To stand in those groves among the living and dead, with a lake glimmering between the branches, hawks soaring overhead, and a beak knocking resonantly now and then in the distance, was to stand in the midst of the whole grand, operatic creation. The little forest I’d wanted to plant on our farm wouldn’t have comprised one bar in that opera, but I had craved that semblance of the wild—the randomness and variety—just the same.

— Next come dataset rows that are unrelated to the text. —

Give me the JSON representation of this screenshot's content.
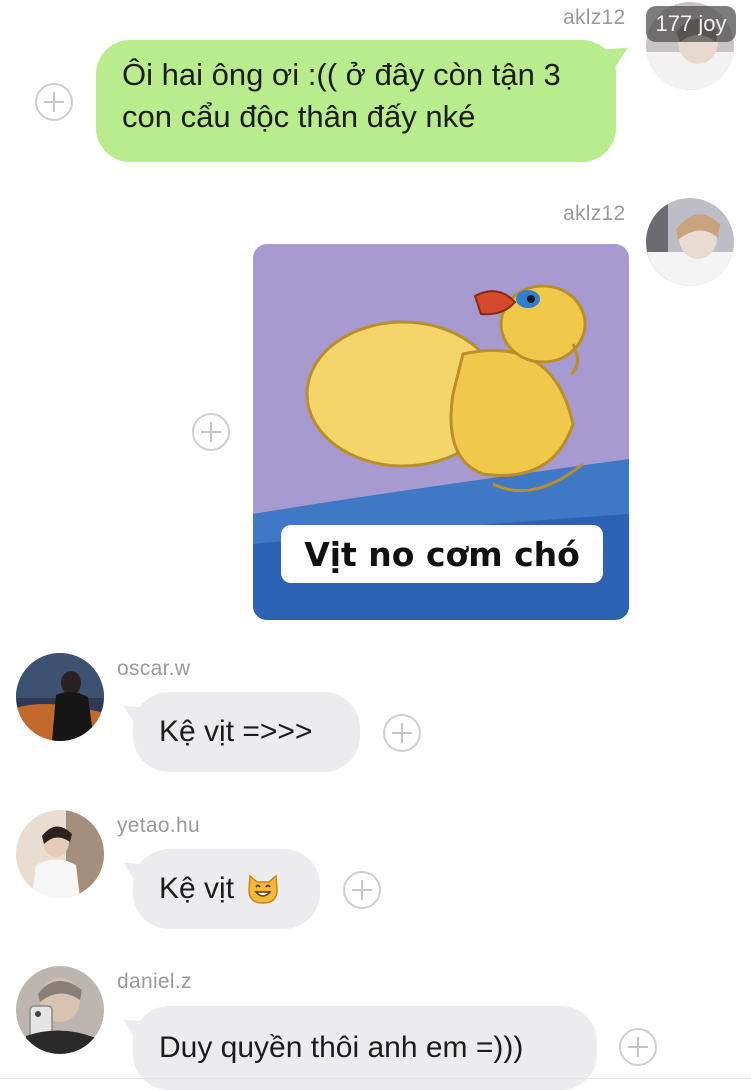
{
  "messages": [
    {
      "direction": "outgoing",
      "sender": "aklz12",
      "avatar_badge": "177 joy",
      "text_lines": [
        "Ôi hai ông ơi :(( ở đây còn tận 3",
        "con cẩu độc thân đấy nké"
      ]
    },
    {
      "direction": "outgoing",
      "sender": "aklz12",
      "type": "sticker",
      "sticker_caption": "Vịt no cơm chó"
    },
    {
      "direction": "incoming",
      "sender": "oscar.w",
      "text": "Kệ vịt =>>>"
    },
    {
      "direction": "incoming",
      "sender": "yetao.hu",
      "text": "Kệ vịt",
      "emoji": "grinning-cat-icon"
    },
    {
      "direction": "incoming",
      "sender": "daniel.z",
      "text": "Duy quyền thôi anh em =)))"
    }
  ],
  "colors": {
    "outgoing_bubble": "#b9ec8c",
    "incoming_bubble": "#ececee",
    "sender_name": "#9a9a9a",
    "background": "#ffffff"
  }
}
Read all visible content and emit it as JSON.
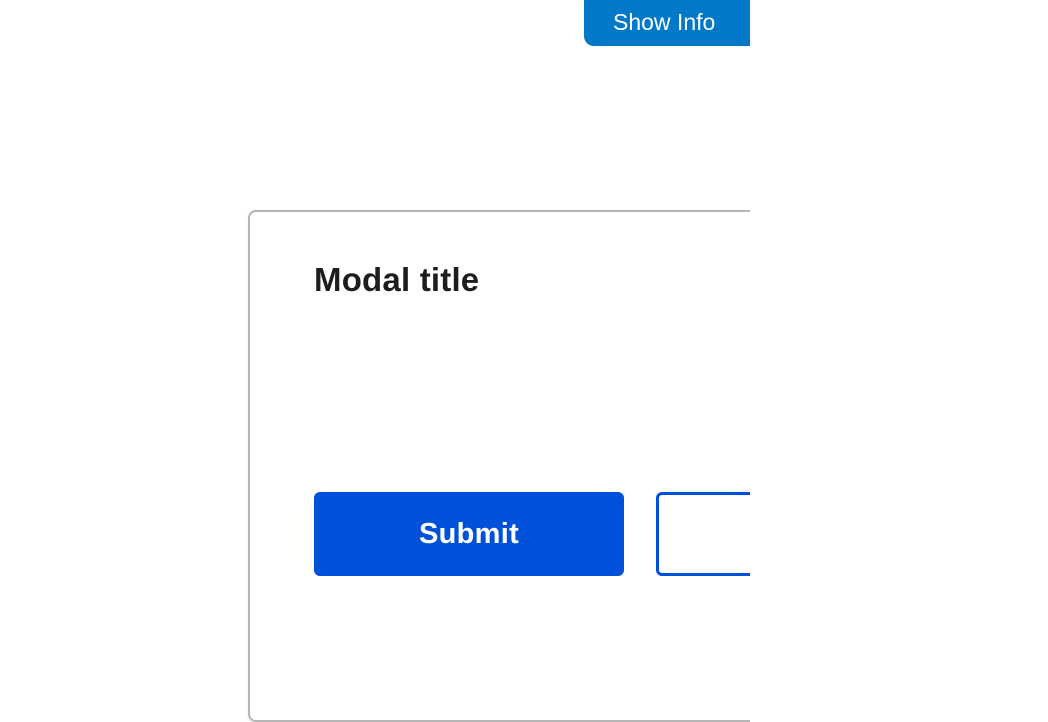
{
  "header": {
    "show_info_label": "Show Info"
  },
  "modal": {
    "title": "Modal title",
    "submit_label": "Submit",
    "secondary_label": ""
  },
  "colors": {
    "show_info_background": "#0279c8",
    "primary_button_background": "#0051da",
    "secondary_button_border": "#0051da"
  }
}
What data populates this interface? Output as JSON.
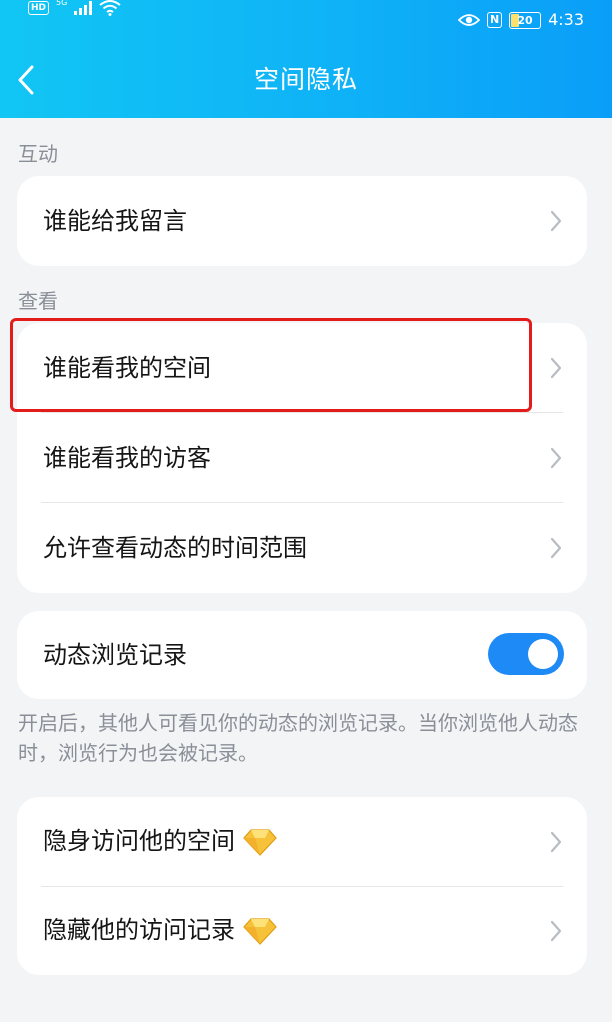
{
  "status_bar": {
    "hd": "HD",
    "signal_label": "5G",
    "time": "4:33",
    "battery": "20",
    "nfc": "N"
  },
  "header": {
    "title": "空间隐私",
    "back_icon": "chevron-left-icon"
  },
  "sections": {
    "interaction_label": "互动",
    "view_label": "查看"
  },
  "rows": {
    "who_can_message": "谁能给我留言",
    "who_can_view_space": "谁能看我的空间",
    "who_can_view_visitors": "谁能看我的访客",
    "allow_view_time_range": "允许查看动态的时间范围",
    "feed_browse_record": "动态浏览记录",
    "invisible_visit": "隐身访问他的空间",
    "hide_visit_record": "隐藏他的访问记录"
  },
  "toggle": {
    "feed_browse_record_on": true,
    "on_color": "#1e8af5"
  },
  "note": "开启后，其他人可看见你的动态的浏览记录。当你浏览他人动态时，浏览行为也会被记录。",
  "icons": {
    "vip_icon": "diamond-icon",
    "chevron": "chevron-right-icon"
  },
  "colors": {
    "header_start": "#11c6f4",
    "header_end": "#0a9ef8",
    "highlight": "#e31b1b"
  }
}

As it turned out, I did get the variety. My father even consented to plant four lilacs between every pair of Russian olives in the first row. But I didn’t get the randomness. Our three-hundred trees stood at attention row by row, like soldiers. My dad liked to point out that if we’d planted them willy-nilly, as I’d wanted to, all we would have wound up with was a field of random weeds. We wouldn’t have been able to machine cultivate, or water automatically. Drip irrigation hose kinks easily. It needs to be laid straight, not in curlicues.
I wasn’t above admitting that I was wrong but there were things about which I was right too, things that my father never saw. He had a farmer’s mentality, meaning he approached nature strictly with the purpose of taming it to reap practical benefits from it. I would never have the satisfaction of sharing my love for wildness with him. Perhaps that’s one of the reasons I’m sharing it with you.